Open Teriks opened 4 days ago
This generates a recognizable image, though given the quality of the image, there is definitely something missing from the equation somewhere. Though it seems somewhat possible.
import torch
from compel import Compel, ReturnedEmbeddingsType
from diffusers import StableCascadePriorPipeline, StableCascadeDecoderPipeline
device = 'cuda'
prompt = "an image of a (shiba inu)1.5 donning a spacesuit++"
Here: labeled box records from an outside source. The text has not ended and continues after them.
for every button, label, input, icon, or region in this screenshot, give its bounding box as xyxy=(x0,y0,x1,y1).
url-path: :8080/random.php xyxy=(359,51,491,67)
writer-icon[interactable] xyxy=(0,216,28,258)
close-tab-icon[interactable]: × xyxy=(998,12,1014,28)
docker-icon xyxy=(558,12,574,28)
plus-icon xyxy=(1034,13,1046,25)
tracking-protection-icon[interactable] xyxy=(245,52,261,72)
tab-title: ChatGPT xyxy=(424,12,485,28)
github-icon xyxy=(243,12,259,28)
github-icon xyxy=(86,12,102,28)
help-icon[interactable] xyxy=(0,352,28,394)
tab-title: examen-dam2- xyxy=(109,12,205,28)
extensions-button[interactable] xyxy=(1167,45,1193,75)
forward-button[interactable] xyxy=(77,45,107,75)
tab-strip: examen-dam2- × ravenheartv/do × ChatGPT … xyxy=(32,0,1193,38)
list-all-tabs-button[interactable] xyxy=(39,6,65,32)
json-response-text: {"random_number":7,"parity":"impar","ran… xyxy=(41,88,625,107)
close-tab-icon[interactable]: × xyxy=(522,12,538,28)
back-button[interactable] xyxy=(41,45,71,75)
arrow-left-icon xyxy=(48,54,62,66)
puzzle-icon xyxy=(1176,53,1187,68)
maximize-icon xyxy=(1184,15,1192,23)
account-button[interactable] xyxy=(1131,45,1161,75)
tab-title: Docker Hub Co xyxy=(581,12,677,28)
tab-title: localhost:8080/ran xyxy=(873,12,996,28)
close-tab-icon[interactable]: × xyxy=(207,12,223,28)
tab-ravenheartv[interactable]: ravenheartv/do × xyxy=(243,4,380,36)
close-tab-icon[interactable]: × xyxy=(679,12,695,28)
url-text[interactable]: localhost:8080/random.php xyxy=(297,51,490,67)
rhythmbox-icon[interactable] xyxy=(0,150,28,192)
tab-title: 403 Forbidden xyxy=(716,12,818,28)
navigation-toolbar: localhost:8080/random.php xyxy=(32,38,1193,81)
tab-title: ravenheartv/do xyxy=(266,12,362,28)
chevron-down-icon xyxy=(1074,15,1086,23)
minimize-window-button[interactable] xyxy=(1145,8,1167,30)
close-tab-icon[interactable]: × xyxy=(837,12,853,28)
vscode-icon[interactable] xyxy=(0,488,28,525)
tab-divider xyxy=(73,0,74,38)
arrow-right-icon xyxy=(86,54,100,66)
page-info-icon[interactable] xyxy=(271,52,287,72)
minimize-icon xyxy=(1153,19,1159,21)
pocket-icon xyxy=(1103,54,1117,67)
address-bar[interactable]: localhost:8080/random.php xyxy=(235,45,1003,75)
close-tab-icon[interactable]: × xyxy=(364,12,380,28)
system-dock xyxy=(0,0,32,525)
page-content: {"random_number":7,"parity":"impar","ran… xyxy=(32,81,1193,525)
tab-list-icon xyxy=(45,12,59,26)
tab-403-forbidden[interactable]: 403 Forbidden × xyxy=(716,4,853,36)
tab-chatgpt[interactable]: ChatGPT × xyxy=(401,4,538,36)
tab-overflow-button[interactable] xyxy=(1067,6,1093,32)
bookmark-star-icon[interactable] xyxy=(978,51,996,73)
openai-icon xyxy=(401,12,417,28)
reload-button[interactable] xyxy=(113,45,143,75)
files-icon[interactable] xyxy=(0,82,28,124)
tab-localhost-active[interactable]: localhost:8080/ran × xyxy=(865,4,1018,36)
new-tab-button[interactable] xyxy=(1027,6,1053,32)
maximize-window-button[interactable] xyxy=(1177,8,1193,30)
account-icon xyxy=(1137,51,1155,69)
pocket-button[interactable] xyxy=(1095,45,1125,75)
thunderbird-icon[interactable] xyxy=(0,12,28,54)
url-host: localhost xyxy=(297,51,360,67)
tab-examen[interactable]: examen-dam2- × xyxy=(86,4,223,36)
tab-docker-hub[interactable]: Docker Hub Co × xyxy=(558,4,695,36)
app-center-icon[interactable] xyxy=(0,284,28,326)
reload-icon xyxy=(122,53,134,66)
prior = StableCascadePriorPipeline.from_pretrained("stabilityai/stable-cascade-prior", variant='bf16',
torch_dtype=torch.bfloat16).to(device)
prior_compel = Compel(tokenizer=prior.tokenizer,
text_encoder=prior.text_encoder,
returned_embeddings_type=ReturnedEmbeddingsType.PENULTIMATE_HIDDEN_STATES_NON_NORMALIZED,
requires_pooled=True, device=device)
conditioning, pooled = prior_compel(prompt)
prior_output = prior(
num_inference_steps=20,
guidance_scale=4,
prompt_embeds=conditioning,
prompt_embeds_pooled=pooled.unsqueeze(1))
prior.to('cpu')
decoder = StableCascadeDecoderPipeline.from_pretrained("stabilityai/stable-cascade", variant='bf16',
torch_dtype=torch.float16).to(device)
decoder_compel = Compel(tokenizer=decoder.tokenizer,
text_encoder=decoder.text_encoder,
returned_embeddings_type=ReturnedEmbeddingsType.PENULTIMATE_HIDDEN_STATES_NON_NORMALIZED,
requires_pooled=True,
device=device)
conditioning, pooled = decoder_compel(prompt)
decoder(num_inference_steps=10,
guidance_scale=0.0,
prompt_embeds=conditioning,
prompt_embeds_pooled=pooled.unsqueeze(1),
image_embeddings=prior_output.image_embeddings.half()).images[0].save('test.png')
It seems like it might be possible for this to work with stable cascade?
I am wondering if there is a working snippet for prior + decoder or if it is incompatible at the moment.